Silvio wiederum lebt in den Grenzbezirken ausserhalb Brasilias - wo die Kontrollen wegen der vielen ach so wichtigen Leuten besonders heftig sind und Polizeipräsenz Alltag. Er ist Strassenhändler und deswegen steht er unter Generalverdacht. "Woanders wäre es sicher leichter, aber meine ganze Familie und alle meine Freunde wohnen nun mal hier und ich bin hier geboren und will hier bleiben".

Joaquim schliesslich ist Müllsammler, dh an den Mülltagen geht er früh los und sammelt Papier, Plastikflaschen, Büchsen aus den Müllsäcken heraus. Und wohnt in einer der "berüchtigsten" Favelas von Rio de Janeiro, im Complexo do Jacarezinho. Als "Unternehmer seiner selbst" betrachtet er sich - durchaus zurecht - als Fachmann in Recycling. "Dass die meisten hier überleben, ohne zu hungern, ist schon eine grosse Leistung, die niemand respektiert. Aber es gibt eine wachsende Tendenz, sich zu organisieren - ich selbst überlege gerade, ob ich einer Kooperative beitreten soll".

Schlaglichter sicher - mehr nicht. Von im Laufe der Zeit zustandengekommen Bekanntschaften. Zufällige Auswahl, sicher. Andrerseits auch mehr als nur persönliche Meinungen und Erfahrungen.

Und die Lösungen ?

Sicherlich kein Zufall ist es, dass alle diese Menschen bestimmte Meinungen vertreten, die nicht ohne weiteres "mehrheitsfähig" sind. Einen vernünftigen Mindestlohn, nicht die 350 Reais Hungerlohn, wie ihn jetzt Gewerkschaften und Regierung ausgehandelt haben. Einen Staatshaushalt, der Gelder zur Unterstützung von Selbstorganisation hat (und nicht vor allem zur Finanzierung der Bezahlung von Auslandsschulden) - auch wenn die Zeiten, als dies eine breite Forderung war, dank der PT-Regierung erst einmal vorbei sind - und von allen möglichen Projekten der Politik haben sehr viele "die Nase voll".

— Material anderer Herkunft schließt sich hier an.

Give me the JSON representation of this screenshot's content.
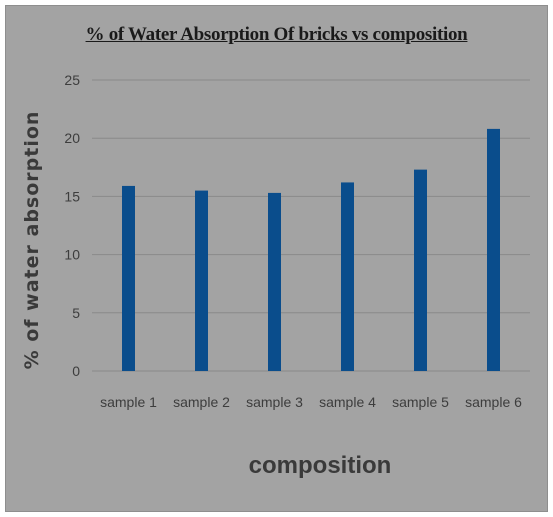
{
  "chart_data": {
    "type": "bar",
    "title": "% of  Water Absorption Of bricks vs composition",
    "xlabel": "composition",
    "ylabel": "% of water absorption",
    "categories": [
      "sample 1",
      "sample 2",
      "sample 3",
      "sample 4",
      "sample 5",
      "sample 6"
    ],
    "values": [
      15.9,
      15.5,
      15.3,
      16.2,
      17.3,
      20.8
    ],
    "ylim": [
      0,
      25
    ],
    "yticks": [
      0,
      5,
      10,
      15,
      20,
      25
    ],
    "grid": true,
    "legend": "none",
    "bar_color": "#0a4d8c",
    "background_color": "#a3a3a3"
  }
}
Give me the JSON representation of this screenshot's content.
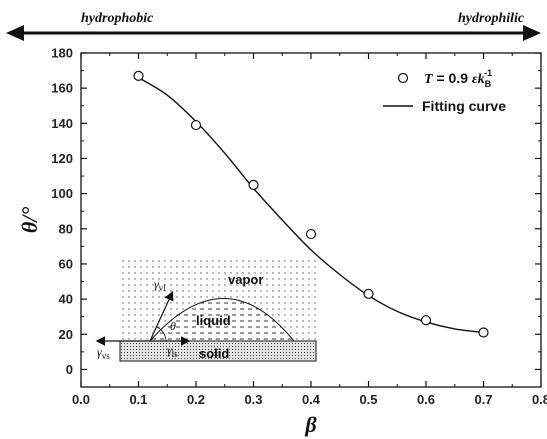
{
  "header": {
    "left_label": "hydrophobic",
    "right_label": "hydrophilic"
  },
  "chart_data": {
    "type": "scatter",
    "xlabel": "β",
    "ylabel": "θ/°",
    "xlim": [
      0.0,
      0.8
    ],
    "ylim": [
      -10,
      180
    ],
    "xticks": [
      0.0,
      0.1,
      0.2,
      0.3,
      0.4,
      0.5,
      0.6,
      0.7,
      0.8
    ],
    "yticks": [
      0,
      20,
      40,
      60,
      80,
      100,
      120,
      140,
      160,
      180
    ],
    "grid": false,
    "legend_position": "top-right",
    "series": [
      {
        "name": "T = 0.9 εk_B^-1",
        "kind": "markers",
        "marker": "open-circle",
        "x": [
          0.1,
          0.2,
          0.3,
          0.4,
          0.5,
          0.6,
          0.7
        ],
        "y": [
          167,
          139,
          105,
          77,
          43,
          28,
          21
        ]
      },
      {
        "name": "Fitting curve",
        "kind": "line",
        "x": [
          0.1,
          0.15,
          0.2,
          0.25,
          0.3,
          0.35,
          0.4,
          0.45,
          0.5,
          0.55,
          0.6,
          0.65,
          0.7
        ],
        "y": [
          166,
          156,
          141,
          123,
          103,
          85,
          68,
          54,
          42,
          33,
          27,
          23,
          21
        ]
      }
    ],
    "legend": {
      "markers_label_T": "T",
      "markers_label_mid": " = 0.9 ",
      "markers_label_eps": "ε",
      "markers_label_k": "k",
      "markers_label_sub": "B",
      "markers_label_sup": "-1",
      "line_label": "Fitting curve"
    }
  },
  "inset": {
    "vapor_label": "vapor",
    "liquid_label": "liquid",
    "solid_label": "solid",
    "theta_label": "θ",
    "gamma_vl": "γ",
    "gamma_vl_sub": "vl",
    "gamma_ls": "γ",
    "gamma_ls_sub": "ls",
    "gamma_vs": "γ",
    "gamma_vs_sub": "vs"
  }
}
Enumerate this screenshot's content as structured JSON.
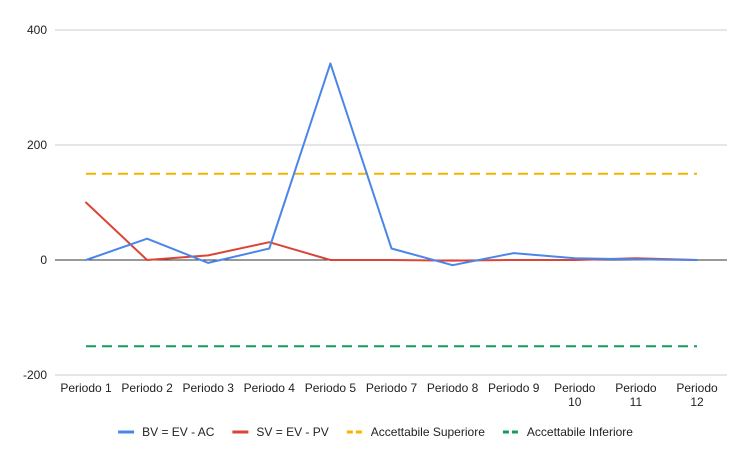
{
  "chart_data": {
    "type": "line",
    "title": "",
    "xlabel": "",
    "ylabel": "",
    "categories": [
      [
        "Periodo 1"
      ],
      [
        "Periodo 2"
      ],
      [
        "Periodo 3"
      ],
      [
        "Periodo 4"
      ],
      [
        "Periodo 5"
      ],
      [
        "Periodo 7"
      ],
      [
        "Periodo 8"
      ],
      [
        "Periodo 9"
      ],
      [
        "Periodo",
        "10"
      ],
      [
        "Periodo",
        "11"
      ],
      [
        "Periodo",
        "12"
      ]
    ],
    "ylim": [
      -200,
      400
    ],
    "yticks": [
      -200,
      0,
      200,
      400
    ],
    "grid": true,
    "legend_position": "bottom",
    "series": [
      {
        "name": "BV = EV - AC",
        "color": "#4a86e8",
        "style": "solid",
        "values": [
          0,
          37,
          -5,
          20,
          342,
          20,
          -9,
          12,
          3,
          1,
          0
        ]
      },
      {
        "name": "SV = EV - PV",
        "color": "#db4437",
        "style": "solid",
        "values": [
          100,
          0,
          8,
          31,
          0,
          0,
          -1,
          0,
          0,
          3,
          0
        ]
      },
      {
        "name": "Accettabile Superiore",
        "color": "#f4b400",
        "style": "dashed",
        "values": [
          150,
          150,
          150,
          150,
          150,
          150,
          150,
          150,
          150,
          150,
          150
        ]
      },
      {
        "name": "Accettabile Inferiore",
        "color": "#0f9d58",
        "style": "dashed",
        "values": [
          -150,
          -150,
          -150,
          -150,
          -150,
          -150,
          -150,
          -150,
          -150,
          -150,
          -150
        ]
      }
    ]
  }
}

Kooperativenbildung in jeglichem Sinne und in verschiedensten Bereichen sind "in". Für das Projekt einer Metaller-Kooperative im Aglomerado in Belo Horizonte, von einer linken Gruppierung vorgeschlagen und initiiert, melden sich bei einer Veranstaltung zur Vorstellung über 200 erwerbslose Metallarbeiter.

Was mit Sicherheit keine Lösung ist: Militär und Polizeieinsätze, auch wenn sie im beginnenden Wahlkampf noch so beliebt sein mögen.

(Ergebnis vor allem einer Reihe von Telefonaten aus Anlass des Militäraufmarschs in Rio, sind dies eben genau, was es sein sollte: nicht mehr als Schlaglichter).